Claire Leconte : Pour les rythmes circadiens, quatre horloges sont concernées : celle du rythme activité-repos, celle de la température centrale, celle de l’hormone du stress (le cortisol) et celle de l’hormone du sommeil (la mélatonine). Toutes ces horloges ont une périodicité d’environ 24 heures.

Mais elles ne modifient pas toutes leur fonctionnement temporel à la même vitesse : 48 heures pour la première, une semaine pour la seconde, deux à trois semaines pour les troisième et quatrième. Or c’est la troisième horloge qui est responsable de notre éveil naturel le matin, ce qui explique scientifiquement que se coucher plus tard un soir ne fait pas se réveiller le lendemain plus tard !

Tous les parents ont fait l’expérience de coucher tardivement leur jeune enfant le samedi soir avec le secret espoir de faire la grasse matinée le dimanche, et n’avoir pas pu la faire : c’est tout à fait normal, quelle que soit leur heure de coucher, les enfants se lèveront à la même heure, tous les jours.

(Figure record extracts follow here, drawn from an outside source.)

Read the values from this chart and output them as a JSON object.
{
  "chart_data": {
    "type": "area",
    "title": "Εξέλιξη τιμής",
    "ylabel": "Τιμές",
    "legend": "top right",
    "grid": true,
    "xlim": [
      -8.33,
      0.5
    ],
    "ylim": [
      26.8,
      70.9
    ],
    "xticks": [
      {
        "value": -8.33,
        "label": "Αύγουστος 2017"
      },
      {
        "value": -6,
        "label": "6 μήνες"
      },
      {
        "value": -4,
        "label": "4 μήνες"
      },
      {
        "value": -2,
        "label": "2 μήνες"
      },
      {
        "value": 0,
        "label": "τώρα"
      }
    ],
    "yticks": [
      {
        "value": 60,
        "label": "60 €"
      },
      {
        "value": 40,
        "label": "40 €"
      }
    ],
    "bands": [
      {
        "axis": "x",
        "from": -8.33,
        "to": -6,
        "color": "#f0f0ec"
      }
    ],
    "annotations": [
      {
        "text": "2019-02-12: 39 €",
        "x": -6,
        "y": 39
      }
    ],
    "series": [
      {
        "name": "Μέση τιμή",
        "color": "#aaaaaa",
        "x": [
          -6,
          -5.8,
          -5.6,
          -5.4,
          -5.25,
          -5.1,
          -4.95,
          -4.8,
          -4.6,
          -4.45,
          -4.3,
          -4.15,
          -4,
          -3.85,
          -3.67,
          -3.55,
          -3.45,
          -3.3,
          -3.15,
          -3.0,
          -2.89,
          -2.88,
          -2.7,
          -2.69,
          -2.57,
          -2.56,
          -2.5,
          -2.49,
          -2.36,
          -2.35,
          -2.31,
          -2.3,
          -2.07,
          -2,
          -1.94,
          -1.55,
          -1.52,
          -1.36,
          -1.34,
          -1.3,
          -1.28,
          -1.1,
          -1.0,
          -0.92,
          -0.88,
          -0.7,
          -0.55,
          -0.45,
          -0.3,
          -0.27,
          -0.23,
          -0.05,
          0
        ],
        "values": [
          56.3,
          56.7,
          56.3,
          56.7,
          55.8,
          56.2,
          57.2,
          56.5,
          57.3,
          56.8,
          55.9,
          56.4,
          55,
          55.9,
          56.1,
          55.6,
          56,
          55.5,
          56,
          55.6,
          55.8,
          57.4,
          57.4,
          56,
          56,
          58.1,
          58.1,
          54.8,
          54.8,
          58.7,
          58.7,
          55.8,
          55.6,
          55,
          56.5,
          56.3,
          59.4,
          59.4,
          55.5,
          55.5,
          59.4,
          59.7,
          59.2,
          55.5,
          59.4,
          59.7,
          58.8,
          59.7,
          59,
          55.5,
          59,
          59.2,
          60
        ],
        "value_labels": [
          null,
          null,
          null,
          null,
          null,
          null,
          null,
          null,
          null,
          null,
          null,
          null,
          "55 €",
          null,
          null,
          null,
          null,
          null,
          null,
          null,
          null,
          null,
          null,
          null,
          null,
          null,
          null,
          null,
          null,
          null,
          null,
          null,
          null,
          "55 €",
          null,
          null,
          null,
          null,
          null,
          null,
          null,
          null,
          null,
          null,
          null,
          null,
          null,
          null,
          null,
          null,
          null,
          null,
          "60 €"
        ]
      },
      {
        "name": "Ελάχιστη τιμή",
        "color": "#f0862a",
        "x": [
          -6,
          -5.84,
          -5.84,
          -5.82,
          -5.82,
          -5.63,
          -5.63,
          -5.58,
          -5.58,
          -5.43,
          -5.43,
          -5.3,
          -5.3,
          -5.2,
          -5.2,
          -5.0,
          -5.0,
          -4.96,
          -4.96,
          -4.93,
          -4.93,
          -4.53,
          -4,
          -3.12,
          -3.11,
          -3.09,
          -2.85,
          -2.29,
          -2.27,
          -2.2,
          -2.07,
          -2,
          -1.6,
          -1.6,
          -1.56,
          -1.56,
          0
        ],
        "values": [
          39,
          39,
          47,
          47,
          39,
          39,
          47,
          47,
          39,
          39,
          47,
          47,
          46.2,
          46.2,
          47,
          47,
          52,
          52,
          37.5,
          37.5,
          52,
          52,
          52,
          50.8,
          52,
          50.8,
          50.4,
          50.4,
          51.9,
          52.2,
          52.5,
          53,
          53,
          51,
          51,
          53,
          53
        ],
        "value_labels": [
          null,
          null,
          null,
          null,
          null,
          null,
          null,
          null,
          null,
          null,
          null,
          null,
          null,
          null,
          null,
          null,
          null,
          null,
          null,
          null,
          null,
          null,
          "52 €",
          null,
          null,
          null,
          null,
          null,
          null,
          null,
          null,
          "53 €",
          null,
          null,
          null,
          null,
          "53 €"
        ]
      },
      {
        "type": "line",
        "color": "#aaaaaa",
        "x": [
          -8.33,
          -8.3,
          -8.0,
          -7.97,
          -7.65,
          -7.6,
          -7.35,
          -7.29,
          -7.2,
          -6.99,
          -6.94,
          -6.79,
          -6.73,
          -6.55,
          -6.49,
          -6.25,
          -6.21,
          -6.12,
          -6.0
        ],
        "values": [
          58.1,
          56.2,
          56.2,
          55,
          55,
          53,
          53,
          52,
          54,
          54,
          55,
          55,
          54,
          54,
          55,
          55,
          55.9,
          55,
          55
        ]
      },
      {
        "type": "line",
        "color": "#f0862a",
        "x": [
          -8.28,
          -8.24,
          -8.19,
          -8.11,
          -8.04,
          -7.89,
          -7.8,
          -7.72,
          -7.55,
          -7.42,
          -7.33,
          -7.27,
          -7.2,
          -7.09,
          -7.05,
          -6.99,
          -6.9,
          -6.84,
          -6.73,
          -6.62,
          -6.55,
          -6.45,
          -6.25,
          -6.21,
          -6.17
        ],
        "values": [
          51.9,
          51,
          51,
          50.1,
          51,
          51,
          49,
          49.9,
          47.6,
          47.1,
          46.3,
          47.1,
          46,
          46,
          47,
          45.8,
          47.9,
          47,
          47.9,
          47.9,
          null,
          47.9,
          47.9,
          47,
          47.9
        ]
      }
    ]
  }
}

Les jeunes que je rencontre me disent : « Le week-end, on traîne au lit ! » Certes, mais la qualité du repos à ce moment-là n’a plus rien à voir avec celle de la nuit. Ils feraient mieux de se lever et de faire une sieste dans la journée.

Bien connaître tout cela permet de comprendre pourquoi la « grasse matinée » n’a pas l’effet escompté sur la récupération de la fatigue : nos quatre horloges ne sont plus coordonnées entre elles. Il est donc très important de toujours se coucher à la bonne heure, pour également se réveiller à la bonne heure.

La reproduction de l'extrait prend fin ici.